Avant que la fin du monde n’éclate, Russian Baths avait débarqué dans nos ondes avec leur incroyable premier album du nom de Deepfake (chroniqué ici). Le duo composé de Jess Rees (chant, guitare) et de Luke Koz (chant, guitare) a rendu la fin de l’année 2019 encore plus glaciale avec ce subtil mélange entre noise-rock, shoegaze et hardcore pour en faire un disque morbide et nihiliste mais ô combien irrésistible. Il aura fallu attendre quatre années et demi pour avoir la suite avec un second disque tant attendu du nom de Mirror.
La raison pour laquelle on a attendu tant de temps pour un second disque est tout simplement parce que Jess Rees est également membre du superquatuor underground Activity. Pendant que Luke Koz se tournait les pouces, la guitariste a pu donner naissance à deux excellents albums (chroniqués ici et ici) avec ses autres acolytes, à savoir Travis Johnson et Steven Levine, ex-membres de Grooms, ainsi que Zoë Browne qui est remplacée par Bri DiGioia. Mais trêve d’impatience, elle n’a pas tourné le dos à Russian Baths car elle et son compadre retroussent leurs manches en plongeant de nouveau dans de sombres abysses avec Mirror. S’ouvrant sur un « Vision (Dexedrine) » plantant le décor, le noise-rock granuleux laisse place à des influences beaucoup plus post-punk qui se font également entendre sur « Split » et « Bind » toujours aussi riches en tension.

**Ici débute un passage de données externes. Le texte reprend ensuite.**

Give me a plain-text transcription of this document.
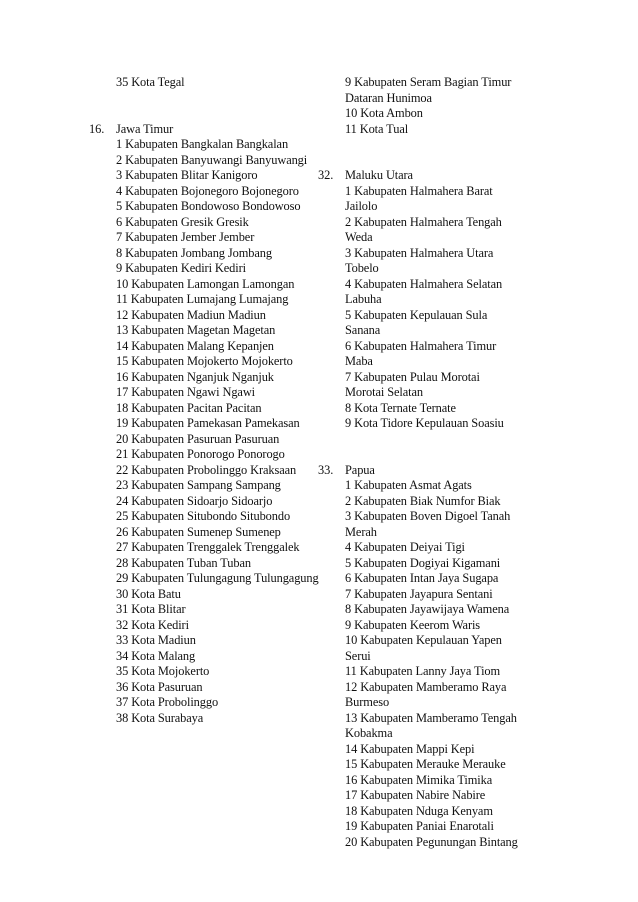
35 Kota Tegal
16. Jawa Timur
1 Kabupaten Bangkalan Bangkalan
2 Kabupaten Banyuwangi Banyuwangi
3 Kabupaten Blitar Kanigoro
4 Kabupaten Bojonegoro Bojonegoro
5 Kabupaten Bondowoso Bondowoso
6 Kabupaten Gresik Gresik
7 Kabupaten Jember Jember
8 Kabupaten Jombang Jombang
9 Kabupaten Kediri Kediri
10 Kabupaten Lamongan Lamongan
11 Kabupaten Lumajang Lumajang
12 Kabupaten Madiun Madiun
13 Kabupaten Magetan Magetan
14 Kabupaten Malang Kepanjen
15 Kabupaten Mojokerto Mojokerto
16 Kabupaten Nganjuk Nganjuk
17 Kabupaten Ngawi Ngawi
18 Kabupaten Pacitan Pacitan
19 Kabupaten Pamekasan Pamekasan
20 Kabupaten Pasuruan Pasuruan
21 Kabupaten Ponorogo Ponorogo
22 Kabupaten Probolinggo Kraksaan
23 Kabupaten Sampang Sampang
24 Kabupaten Sidoarjo Sidoarjo
25 Kabupaten Situbondo Situbondo
26 Kabupaten Sumenep Sumenep
27 Kabupaten Trenggalek Trenggalek
28 Kabupaten Tuban Tuban
29 Kabupaten Tulungagung Tulungagung
30 Kota Batu
31 Kota Blitar
32 Kota Kediri
33 Kota Madiun
34 Kota Malang
35 Kota Mojokerto
36 Kota Pasuruan
37 Kota Probolinggo
38 Kota Surabaya
9 Kabupaten Seram Bagian Timur
Dataran Hunimoa
10 Kota Ambon
11 Kota Tual
32. Maluku Utara
1 Kabupaten Halmahera Barat
Jailolo
2 Kabupaten Halmahera Tengah
Weda
3 Kabupaten Halmahera Utara
Tobelo
4 Kabupaten Halmahera Selatan
Labuha
5 Kabupaten Kepulauan Sula
Sanana
6 Kabupaten Halmahera Timur
Maba
7 Kabupaten Pulau Morotai
Morotai Selatan
8 Kota Ternate Ternate
9 Kota Tidore Kepulauan Soasiu
33. Papua
1 Kabupaten Asmat Agats
2 Kabupaten Biak Numfor Biak
3 Kabupaten Boven Digoel Tanah
Merah
4 Kabupaten Deiyai Tigi
5 Kabupaten Dogiyai Kigamani
6 Kabupaten Intan Jaya Sugapa
7 Kabupaten Jayapura Sentani
8 Kabupaten Jayawijaya Wamena
9 Kabupaten Keerom Waris
10 Kabupaten Kepulauan Yapen
Serui
11 Kabupaten Lanny Jaya Tiom
12 Kabupaten Mamberamo Raya
Burmeso
13 Kabupaten Mamberamo Tengah
Kobakma
14 Kabupaten Mappi Kepi
15 Kabupaten Merauke Merauke
16 Kabupaten Mimika Timika
17 Kabupaten Nabire Nabire
18 Kabupaten Nduga Kenyam
19 Kabupaten Paniai Enarotali
20 Kabupaten Pegunungan Bintang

C’est en s’éloignant des influences dignes de Washington digne des années 1980 et de Sonic Youth pour aller puiser du côté de Blonde Redhead ou encore de Spirit Of The Beehive que Russian Baths sait se réinventer. Malgré une production plus clean, l’atmosphère lugubre et inquiétant règne toujours en maître avec ces rythmiques tapageuses et ces riffs ensorcelants qui font des merveilles sur « Furnace » et « Purgatory » entre autres. Le duo de Brooklyn réussit à maintenir cette montée en tension permanente tandis qu’ils se détachent de tout ce qui pourrait leur aliéner sur le plan aussi bien personnel que sociétal avant de combattre leurs démons les yeux dans les yeux avec des moments effrontés à l’image de « Secret Keys » et de « Pair » avant d’enfoncer le clou avec ce solo de guitare riche en distorsions magistral de la conclusion frontale qu’est « Confess » en guise de clou du spectacle.
Volontairement moins heavy que Deepfake mais toujours aussi grave et nihiliste dans ses propos, ce nouvel album de Russian Baths est une parfaite démonstration musicale. Assumant définitivement ses influences post-punk tout en accueillant des légères touches baroques, le duo de Brooklyn réussit à toucher son auditeur à travers des compositions viscérales et cryptiques où le double sens est le maître mot tout au long de Mirror.